Avec l'obole versée par chaque élève - « sauf les pauvres et les handicapés » - M. Nak parvient à quasiment doubler son maigre salaire et à faire vivre femme et enfant.
Kol Pheng, ministre de l'Education, déplore cette pratique, même si l'Etat ne la réprime pas. C'est surtout dans la plupart des 6 063 écoles primaires du pays que les maîtres ponctionnent les enfants, les enseignants du secondaire ayant plus facilement recours aux leçons particulières pour arrondir les fins de mois.

64 % d'illettrés

Le ministre reconnaît qu'il est impossible de vivre avec le salaire d'un enseignant. A la campagne, les maîtres font pousser du riz, des légumes, à Phnom Penh, ils font des petits boulots à côté, moto-taxi, par exemple.
Pays parmi les plus pauvres du globe, le Cambodge a vu son système éducatif détruit sous les Khmers rouges. Depuis deux décennies des efforts ont été faits et le taux de scolarisation remonte, même si seul un tiers des enfants achève les études primaires.
Le taux d'abandon scolaire reste élevé. Et le pays compte encore 64% d'illettrés totaux ou partiels, selon le ministre de l'Education.

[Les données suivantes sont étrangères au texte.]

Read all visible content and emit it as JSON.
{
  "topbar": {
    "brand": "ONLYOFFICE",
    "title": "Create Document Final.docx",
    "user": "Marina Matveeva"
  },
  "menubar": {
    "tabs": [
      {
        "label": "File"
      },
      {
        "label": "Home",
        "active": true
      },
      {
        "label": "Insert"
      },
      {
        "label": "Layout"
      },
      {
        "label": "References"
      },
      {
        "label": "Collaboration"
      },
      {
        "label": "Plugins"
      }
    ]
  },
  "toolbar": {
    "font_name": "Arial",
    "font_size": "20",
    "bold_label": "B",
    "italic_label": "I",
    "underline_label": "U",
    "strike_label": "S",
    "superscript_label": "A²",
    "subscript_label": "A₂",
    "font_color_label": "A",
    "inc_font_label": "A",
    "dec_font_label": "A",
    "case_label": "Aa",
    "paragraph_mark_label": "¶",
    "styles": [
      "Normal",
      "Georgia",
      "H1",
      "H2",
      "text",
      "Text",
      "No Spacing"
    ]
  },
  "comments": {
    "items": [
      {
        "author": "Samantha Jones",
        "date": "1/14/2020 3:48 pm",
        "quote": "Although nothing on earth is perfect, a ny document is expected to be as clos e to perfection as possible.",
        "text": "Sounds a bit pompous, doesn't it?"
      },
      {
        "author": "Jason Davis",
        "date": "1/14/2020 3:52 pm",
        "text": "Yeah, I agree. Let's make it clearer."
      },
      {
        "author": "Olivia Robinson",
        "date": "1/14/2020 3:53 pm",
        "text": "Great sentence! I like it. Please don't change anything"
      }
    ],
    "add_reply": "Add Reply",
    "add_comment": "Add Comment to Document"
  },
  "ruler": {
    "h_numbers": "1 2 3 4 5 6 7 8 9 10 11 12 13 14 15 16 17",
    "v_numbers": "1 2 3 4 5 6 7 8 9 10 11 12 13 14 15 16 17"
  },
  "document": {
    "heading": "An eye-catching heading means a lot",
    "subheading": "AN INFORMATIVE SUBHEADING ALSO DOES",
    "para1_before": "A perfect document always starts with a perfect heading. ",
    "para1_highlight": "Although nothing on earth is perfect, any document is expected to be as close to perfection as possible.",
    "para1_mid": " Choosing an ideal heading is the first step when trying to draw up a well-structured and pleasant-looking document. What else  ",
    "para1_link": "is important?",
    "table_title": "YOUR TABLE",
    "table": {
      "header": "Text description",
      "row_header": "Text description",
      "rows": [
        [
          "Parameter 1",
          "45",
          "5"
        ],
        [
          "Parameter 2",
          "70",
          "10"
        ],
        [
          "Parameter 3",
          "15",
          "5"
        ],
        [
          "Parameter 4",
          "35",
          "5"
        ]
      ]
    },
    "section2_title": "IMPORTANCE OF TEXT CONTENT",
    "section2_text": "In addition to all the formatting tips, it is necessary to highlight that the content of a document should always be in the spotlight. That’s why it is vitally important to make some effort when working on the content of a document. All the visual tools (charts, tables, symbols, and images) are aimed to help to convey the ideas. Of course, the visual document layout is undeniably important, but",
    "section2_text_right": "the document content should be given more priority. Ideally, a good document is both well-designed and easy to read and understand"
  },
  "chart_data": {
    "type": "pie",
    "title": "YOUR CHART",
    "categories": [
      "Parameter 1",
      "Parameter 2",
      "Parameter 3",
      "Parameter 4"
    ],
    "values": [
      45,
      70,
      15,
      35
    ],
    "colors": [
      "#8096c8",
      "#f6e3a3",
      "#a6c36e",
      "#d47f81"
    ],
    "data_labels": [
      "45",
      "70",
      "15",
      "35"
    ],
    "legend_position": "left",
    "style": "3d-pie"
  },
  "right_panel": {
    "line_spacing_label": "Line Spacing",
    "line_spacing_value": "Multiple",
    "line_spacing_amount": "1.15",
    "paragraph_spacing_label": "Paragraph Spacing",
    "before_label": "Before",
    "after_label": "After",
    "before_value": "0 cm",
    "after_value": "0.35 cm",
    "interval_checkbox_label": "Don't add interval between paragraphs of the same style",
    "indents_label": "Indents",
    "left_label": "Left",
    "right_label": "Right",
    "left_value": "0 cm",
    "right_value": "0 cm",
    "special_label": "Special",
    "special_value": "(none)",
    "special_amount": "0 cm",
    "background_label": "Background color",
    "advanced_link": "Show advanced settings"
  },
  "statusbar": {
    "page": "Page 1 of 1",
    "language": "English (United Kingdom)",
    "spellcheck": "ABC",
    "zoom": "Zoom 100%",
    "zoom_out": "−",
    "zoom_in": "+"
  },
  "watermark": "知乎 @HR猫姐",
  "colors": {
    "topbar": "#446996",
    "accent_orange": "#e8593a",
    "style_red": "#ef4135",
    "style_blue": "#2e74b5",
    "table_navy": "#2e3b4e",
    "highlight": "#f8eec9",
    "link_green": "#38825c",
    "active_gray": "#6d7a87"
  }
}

Le ministre, aussi à l'aise en anglais qu'en français, se souvient du temps béni où, des années 50 au début des années 70, « les enseignants étaient bien mieux payés que les autres fonctionnaires ». « La qualité de l'enseignement était admirable, les enseignants très respectés, les meilleurs élèves embrassaient la carrière ».
Nouveau dans ses fonctions, Kol Pheng assure que les salaires seront sa priorité, « afin de refaire de l'enseignement une carrière honorable ».